Keith’s willingness to tinker with new ingredients without sacrificing an ounce of a dessert’s essential luxurious nature is her strength—you get the feeling this research-obsessed pastry chameleon would be equally at home creating African- or Chinese-influenced desserts with access to a cabinet of spices and an Internet connection. “Some of her visions are incredibly complex,” Xico chef Kelly Myers says. “It’s the stuff of magazine pictorials and really serious dining establishments.” Keith shrugs off thoughts of her future career in favor of plans to travel to Oaxaca in January for inspiration. “I rarely get dessert when I go out to eat at restaurants, because it’s really boring, and usually too sweet” she admits. “It’s about getting people out of their comfort zone.”
• Mindy’s Résumé: Pastry chef at Xico; manager and baker at Dragonfly Café; host/runner at Nostrana; baker at St. Honoré; photographer; herbalist at Dragon Herbarium
• Biggest fan: “She took her French background and was able to create this amazing Mexican dessert cuisine through research and intuition,” says Nostrana co-owner and local food grande dame Cathy Whims. “I’m not even a big dessert fan, but I can’t stop eating her cocada. She’s just a little powerhouse and has a beautiful aesthetic.”
• Signature Dish: Xico’s candy plate, which looks like a line of weathered miniature Aztec ruins.
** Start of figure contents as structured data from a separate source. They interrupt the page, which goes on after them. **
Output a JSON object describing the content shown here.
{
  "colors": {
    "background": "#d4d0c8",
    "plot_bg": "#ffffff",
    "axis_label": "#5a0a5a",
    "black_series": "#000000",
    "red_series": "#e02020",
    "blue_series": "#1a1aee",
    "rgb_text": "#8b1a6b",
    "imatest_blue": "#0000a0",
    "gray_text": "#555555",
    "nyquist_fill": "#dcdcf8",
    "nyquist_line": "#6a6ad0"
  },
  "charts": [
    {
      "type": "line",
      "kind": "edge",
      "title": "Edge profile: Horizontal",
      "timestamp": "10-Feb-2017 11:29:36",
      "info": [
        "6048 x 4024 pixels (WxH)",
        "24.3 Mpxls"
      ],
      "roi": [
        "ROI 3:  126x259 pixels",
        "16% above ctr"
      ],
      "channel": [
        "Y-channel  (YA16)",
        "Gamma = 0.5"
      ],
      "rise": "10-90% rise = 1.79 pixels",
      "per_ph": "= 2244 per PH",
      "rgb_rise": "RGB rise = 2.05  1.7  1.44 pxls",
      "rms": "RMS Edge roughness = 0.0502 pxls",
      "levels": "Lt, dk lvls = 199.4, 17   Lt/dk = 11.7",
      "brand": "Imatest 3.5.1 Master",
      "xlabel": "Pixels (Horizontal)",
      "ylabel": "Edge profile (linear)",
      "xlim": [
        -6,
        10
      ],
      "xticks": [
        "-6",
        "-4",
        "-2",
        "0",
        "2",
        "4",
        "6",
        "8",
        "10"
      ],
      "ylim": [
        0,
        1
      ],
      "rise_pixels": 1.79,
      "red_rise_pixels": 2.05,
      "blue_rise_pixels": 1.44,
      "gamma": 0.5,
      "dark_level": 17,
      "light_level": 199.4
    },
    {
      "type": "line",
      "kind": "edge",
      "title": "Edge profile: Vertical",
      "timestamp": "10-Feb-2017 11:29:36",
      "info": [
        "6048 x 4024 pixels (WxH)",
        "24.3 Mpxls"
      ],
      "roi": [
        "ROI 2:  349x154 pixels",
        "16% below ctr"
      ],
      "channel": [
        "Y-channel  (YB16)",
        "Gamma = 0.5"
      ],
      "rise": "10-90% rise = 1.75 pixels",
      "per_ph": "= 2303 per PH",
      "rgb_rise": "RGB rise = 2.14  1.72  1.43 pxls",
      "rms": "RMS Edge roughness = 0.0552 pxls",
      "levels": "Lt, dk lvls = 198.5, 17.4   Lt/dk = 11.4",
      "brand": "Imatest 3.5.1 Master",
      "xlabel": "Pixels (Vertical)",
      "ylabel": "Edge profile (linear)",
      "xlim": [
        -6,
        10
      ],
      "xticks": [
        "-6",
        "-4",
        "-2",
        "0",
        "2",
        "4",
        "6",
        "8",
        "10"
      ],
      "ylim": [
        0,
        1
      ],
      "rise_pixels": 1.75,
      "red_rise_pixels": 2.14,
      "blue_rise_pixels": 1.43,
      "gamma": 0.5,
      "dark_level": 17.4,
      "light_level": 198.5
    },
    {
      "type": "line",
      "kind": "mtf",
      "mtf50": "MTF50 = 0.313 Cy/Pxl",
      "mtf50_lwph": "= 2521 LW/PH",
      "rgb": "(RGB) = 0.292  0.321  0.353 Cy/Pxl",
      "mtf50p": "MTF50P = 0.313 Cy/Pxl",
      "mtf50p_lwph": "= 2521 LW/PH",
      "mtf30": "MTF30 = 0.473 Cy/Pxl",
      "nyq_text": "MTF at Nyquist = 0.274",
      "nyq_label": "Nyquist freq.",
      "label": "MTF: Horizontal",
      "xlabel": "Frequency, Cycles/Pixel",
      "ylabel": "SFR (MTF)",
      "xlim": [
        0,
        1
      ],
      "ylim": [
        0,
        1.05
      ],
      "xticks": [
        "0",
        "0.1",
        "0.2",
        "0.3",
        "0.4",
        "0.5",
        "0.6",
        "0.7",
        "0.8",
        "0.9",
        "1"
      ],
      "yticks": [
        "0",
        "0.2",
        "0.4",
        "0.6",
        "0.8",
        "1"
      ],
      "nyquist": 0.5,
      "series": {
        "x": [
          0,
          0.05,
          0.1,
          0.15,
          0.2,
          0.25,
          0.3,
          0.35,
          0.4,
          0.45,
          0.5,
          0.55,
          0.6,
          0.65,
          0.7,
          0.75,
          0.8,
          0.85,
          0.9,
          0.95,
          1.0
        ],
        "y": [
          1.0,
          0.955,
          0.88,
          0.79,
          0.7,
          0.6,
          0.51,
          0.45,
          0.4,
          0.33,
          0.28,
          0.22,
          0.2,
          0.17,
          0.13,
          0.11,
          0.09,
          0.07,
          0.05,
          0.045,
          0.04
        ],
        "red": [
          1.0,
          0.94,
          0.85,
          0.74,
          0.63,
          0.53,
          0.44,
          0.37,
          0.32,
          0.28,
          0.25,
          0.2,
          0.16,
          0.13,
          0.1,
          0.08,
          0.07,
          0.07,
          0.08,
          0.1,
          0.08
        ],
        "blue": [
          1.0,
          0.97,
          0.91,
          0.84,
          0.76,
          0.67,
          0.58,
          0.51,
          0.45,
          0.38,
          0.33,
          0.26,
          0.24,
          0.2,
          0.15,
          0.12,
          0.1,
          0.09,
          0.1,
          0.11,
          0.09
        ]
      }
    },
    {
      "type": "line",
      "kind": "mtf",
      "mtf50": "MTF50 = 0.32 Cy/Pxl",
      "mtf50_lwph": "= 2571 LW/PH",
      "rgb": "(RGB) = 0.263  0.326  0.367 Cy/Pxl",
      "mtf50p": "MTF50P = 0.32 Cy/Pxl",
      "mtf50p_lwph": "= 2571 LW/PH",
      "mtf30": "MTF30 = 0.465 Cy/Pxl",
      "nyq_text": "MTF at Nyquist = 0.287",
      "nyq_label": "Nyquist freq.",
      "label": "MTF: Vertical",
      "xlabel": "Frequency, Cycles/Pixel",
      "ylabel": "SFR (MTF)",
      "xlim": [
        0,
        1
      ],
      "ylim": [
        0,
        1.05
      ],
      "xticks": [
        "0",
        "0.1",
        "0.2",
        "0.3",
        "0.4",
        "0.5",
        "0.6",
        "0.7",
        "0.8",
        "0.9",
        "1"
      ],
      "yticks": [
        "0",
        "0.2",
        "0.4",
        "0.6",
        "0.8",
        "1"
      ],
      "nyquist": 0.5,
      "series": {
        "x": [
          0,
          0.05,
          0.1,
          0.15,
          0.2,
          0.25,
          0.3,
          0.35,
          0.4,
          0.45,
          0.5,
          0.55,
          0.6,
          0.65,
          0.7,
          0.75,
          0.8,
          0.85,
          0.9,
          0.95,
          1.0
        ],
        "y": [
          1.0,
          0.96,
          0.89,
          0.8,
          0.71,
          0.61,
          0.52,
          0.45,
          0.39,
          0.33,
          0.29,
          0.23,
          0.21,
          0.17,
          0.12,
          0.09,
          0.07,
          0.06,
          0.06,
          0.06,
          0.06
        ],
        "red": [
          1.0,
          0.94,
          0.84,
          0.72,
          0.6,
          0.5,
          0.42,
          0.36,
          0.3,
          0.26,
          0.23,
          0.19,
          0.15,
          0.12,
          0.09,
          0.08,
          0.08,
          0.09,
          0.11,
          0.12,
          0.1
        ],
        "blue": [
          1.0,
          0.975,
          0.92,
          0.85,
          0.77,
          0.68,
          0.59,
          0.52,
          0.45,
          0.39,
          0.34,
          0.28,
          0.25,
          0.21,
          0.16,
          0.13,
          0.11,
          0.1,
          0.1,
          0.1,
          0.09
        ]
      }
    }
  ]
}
It consists of five elements: a pyramid of dense Colombian chocolate laced with rum and smoked chile salt; sour, chewy tamarind–chile de arbol fruit leather; hibiscus and guava pâtes de fruits; spiced candied nuts; and sesame brittle. (Off the job, Keith is still known to show up at friends’ parties with creamy goat cheese cheesecakes with candied kumquats, kumquat compote, and dark chocolate chunks.)
• Biggest Obstacle: “Mindy is such a perfectionist that it’s hard for her to accept the reality that you can’t constantly monitor every single dessert that goes out because you’ll exhaust yourself completely,” says Davis. “You have to let it go a little bit.”